2.      Step 2 – Adjustments to I

capital, from labor, or from both combined.”
2.      Although the Court used this characterization in Eisner v. Macomber, it “was not meant to provide a touchstone to all future gross income questions.”
3.      Instead, income is realized whenever there are “instances of [1] undeniable accessions to wealth, [2] clearly realized, and [3] over which the taxpayers have complete dominion.”
4.      Under this definition, punitive damages qualify as “income” — even though they are not derived from capital or from labor.
                                                          iii.      No Source Requirement: Unlike Eisner, there is no source requirement.
                                                          iv.      Broad: Defines “income” much more broadly than Eisner did.
1.      Consistent w/ 16 Amendment: Permits Congress to collect taxes “from whatever source derived.”
2.      Consistent with §61(a): Which includes all income “from whatever source derived.”
                                                            v.      Most Cases – § 61(a): This will tell us 95% of what is income. However, sometimes it is necessary to review the outer limits of income.
3.      Philosophic Definitions of Income:
a.       Haig & Simons (H&S): 20th Century philosophers with great influence over the modern definition of income.
                                                              i.      Two Components:
1.      Consumption: Income is measured by how much money you spend.
2.      Net Increase/Decrease in Wealth: Measure wealth at beginning and end of the year (or other arbitrary time period) to determine increase/decrease.
                                                            ii.      Pure Income: Consumption amount + Net Increase = Income.
                                                          iii.      This approach comes up with a very pure definition of income, but our system has never tried to reach that perfect of a level, identifying everything as income.
b.      H&S Important For Two Reasons:
                                                              i.      Covers Things Congress Doesn’t
1.      Example: Gifts would be income according to H&S.
                                                            ii.      No Severance/Realization Requirement: Only look at whether there was a net increase/decrease in wealth.
1.      Example: Stocks that appreciate in value would constitute income, even though the gain has not been severed from the asset.  
2.      Realization: Congress requires some “realization event.”
 
B. Equivocal Receipt of Financial Benefit
1.      Clear v. Equivocal: When a financial benefit is clearly received, it is clearly income.
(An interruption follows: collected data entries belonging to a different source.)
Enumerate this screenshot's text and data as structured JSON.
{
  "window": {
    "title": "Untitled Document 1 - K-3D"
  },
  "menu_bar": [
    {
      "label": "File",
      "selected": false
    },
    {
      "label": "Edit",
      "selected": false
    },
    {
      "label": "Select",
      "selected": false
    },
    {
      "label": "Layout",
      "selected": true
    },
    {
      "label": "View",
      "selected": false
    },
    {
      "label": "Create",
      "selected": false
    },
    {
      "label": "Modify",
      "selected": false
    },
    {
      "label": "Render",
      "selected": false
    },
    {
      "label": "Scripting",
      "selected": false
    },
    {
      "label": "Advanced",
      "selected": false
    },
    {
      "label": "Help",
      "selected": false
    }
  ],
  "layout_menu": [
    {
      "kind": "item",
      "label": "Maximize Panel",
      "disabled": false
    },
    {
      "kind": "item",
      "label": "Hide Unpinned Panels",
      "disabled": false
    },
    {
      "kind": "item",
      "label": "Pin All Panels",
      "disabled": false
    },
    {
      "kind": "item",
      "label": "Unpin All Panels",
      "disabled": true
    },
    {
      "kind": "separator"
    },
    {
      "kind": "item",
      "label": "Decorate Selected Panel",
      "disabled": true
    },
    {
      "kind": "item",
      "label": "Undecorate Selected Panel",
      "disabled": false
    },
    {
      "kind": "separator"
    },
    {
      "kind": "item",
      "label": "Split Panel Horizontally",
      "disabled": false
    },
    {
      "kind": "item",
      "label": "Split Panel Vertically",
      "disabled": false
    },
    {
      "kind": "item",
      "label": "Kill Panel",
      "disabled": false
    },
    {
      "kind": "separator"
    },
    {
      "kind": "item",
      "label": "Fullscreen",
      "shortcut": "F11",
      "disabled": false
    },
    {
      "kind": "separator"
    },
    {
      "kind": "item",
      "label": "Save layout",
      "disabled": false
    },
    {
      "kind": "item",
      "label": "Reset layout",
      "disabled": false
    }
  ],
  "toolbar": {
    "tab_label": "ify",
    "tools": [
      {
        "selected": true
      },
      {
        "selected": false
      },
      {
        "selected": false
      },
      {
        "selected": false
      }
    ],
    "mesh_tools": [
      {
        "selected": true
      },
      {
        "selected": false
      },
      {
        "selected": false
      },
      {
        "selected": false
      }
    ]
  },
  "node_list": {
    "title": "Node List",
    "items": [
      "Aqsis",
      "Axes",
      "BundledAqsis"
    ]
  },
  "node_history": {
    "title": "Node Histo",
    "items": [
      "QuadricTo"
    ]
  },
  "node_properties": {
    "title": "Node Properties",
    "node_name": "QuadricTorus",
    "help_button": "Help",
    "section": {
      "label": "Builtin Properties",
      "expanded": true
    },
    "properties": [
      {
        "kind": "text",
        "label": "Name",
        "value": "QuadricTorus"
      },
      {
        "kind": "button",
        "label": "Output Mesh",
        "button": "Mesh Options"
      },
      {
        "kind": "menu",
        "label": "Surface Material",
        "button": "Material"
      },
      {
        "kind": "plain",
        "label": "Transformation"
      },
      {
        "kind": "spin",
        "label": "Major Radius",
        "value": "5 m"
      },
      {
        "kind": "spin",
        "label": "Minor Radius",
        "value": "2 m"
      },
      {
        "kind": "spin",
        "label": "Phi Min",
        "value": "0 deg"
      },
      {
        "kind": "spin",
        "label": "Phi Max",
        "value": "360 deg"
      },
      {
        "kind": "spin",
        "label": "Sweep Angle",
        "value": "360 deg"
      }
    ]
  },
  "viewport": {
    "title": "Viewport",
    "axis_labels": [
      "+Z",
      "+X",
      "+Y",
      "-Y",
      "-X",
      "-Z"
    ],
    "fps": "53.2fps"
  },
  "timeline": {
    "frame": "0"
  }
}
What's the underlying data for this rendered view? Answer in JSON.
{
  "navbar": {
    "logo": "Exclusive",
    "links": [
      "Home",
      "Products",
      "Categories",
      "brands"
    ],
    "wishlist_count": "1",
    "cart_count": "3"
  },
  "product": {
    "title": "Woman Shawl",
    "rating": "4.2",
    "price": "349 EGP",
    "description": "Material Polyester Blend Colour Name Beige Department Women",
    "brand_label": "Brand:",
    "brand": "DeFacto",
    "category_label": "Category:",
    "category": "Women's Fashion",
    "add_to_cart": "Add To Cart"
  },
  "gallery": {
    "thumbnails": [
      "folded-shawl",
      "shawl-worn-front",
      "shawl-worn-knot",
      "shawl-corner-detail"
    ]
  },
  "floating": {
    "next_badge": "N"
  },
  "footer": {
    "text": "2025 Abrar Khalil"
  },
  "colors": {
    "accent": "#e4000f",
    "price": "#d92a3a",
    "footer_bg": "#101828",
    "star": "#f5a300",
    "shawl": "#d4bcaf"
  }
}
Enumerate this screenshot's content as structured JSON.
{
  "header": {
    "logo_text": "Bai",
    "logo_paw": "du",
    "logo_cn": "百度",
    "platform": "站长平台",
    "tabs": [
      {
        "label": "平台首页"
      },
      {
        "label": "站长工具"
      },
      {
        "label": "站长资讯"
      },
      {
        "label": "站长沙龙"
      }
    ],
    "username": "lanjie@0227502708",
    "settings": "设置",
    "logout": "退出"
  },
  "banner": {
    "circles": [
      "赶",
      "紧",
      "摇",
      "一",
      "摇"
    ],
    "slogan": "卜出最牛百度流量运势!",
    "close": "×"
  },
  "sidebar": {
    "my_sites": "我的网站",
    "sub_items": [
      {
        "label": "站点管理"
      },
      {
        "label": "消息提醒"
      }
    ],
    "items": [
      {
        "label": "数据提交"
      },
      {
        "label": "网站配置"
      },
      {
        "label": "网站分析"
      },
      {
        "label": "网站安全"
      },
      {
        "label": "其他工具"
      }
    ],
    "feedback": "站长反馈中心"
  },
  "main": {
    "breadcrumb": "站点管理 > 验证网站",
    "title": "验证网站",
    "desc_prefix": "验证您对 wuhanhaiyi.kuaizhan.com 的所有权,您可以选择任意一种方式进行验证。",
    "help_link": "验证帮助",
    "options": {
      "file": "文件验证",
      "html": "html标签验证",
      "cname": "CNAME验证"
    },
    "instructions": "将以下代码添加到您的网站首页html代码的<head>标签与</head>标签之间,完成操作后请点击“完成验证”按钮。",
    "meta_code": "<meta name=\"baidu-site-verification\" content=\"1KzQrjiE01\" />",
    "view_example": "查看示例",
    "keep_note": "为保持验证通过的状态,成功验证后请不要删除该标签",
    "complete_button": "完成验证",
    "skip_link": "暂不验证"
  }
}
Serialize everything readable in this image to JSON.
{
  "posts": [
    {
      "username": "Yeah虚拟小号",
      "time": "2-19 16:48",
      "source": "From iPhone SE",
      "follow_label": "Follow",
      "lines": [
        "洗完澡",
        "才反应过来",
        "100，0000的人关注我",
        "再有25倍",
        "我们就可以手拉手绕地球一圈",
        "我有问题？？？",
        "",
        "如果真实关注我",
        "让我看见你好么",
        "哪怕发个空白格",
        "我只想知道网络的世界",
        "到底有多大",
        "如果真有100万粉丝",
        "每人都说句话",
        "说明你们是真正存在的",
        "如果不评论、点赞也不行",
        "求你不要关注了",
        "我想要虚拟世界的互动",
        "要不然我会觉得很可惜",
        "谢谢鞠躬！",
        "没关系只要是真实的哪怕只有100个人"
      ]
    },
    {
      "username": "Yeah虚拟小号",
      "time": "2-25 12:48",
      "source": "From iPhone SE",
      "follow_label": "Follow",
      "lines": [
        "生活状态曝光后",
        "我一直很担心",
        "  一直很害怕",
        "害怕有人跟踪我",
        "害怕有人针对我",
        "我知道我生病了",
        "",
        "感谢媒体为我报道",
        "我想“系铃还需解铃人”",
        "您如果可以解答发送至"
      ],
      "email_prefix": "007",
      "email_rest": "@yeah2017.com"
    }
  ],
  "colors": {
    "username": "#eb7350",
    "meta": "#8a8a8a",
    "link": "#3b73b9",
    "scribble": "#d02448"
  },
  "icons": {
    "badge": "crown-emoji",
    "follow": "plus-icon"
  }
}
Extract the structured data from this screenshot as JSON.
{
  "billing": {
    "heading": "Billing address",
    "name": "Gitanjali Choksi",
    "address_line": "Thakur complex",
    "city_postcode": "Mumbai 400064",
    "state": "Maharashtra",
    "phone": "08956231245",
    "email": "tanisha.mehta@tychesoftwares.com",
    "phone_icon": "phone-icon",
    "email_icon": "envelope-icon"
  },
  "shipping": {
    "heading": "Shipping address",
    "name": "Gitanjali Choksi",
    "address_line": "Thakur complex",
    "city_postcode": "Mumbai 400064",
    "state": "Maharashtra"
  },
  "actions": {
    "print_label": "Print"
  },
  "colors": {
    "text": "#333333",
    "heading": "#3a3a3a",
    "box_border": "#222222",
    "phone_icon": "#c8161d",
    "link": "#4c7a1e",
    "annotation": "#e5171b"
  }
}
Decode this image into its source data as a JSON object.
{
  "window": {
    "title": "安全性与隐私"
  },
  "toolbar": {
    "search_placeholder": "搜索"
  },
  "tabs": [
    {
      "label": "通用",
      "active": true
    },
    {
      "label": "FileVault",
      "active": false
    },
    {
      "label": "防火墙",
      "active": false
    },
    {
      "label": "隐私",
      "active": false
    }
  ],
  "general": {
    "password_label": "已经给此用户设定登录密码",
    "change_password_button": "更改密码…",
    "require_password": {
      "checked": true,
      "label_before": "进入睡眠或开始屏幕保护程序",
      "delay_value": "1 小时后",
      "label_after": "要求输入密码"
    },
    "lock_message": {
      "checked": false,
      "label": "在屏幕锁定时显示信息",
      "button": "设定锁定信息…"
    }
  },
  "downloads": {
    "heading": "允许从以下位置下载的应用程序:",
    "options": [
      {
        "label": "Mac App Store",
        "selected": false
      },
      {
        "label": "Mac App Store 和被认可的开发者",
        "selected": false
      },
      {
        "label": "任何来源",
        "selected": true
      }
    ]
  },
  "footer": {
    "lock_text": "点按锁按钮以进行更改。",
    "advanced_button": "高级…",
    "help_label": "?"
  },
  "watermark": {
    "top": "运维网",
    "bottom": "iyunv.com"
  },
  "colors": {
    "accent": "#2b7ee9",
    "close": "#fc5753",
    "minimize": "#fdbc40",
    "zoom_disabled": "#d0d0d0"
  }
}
When receipt is equivocal (open to two or more interpretations), it may still be income, even if less clear.  
a.       Example: Paycheck from employer is clearly an accession of wealth, realized, over which employee has complete dominion.
2.      Repayment of Debt by 3rd Party: A debtor who has debt paid on his behalf by someone else realizes income equal to the amount of the debt repaid.  
a.       Example – Old Colony Trust Co. v Commissioner: Employer paid employee’s income taxes on his behalf.  Held: Payment of income tax by employer was income to employee.
b.      Exceptions:
                                                              i.      Gifts: Lyons paid his son’s dentist bill after he chipped his tooth on porcelain toilet.
1.      Old Colony: Would classify this as income.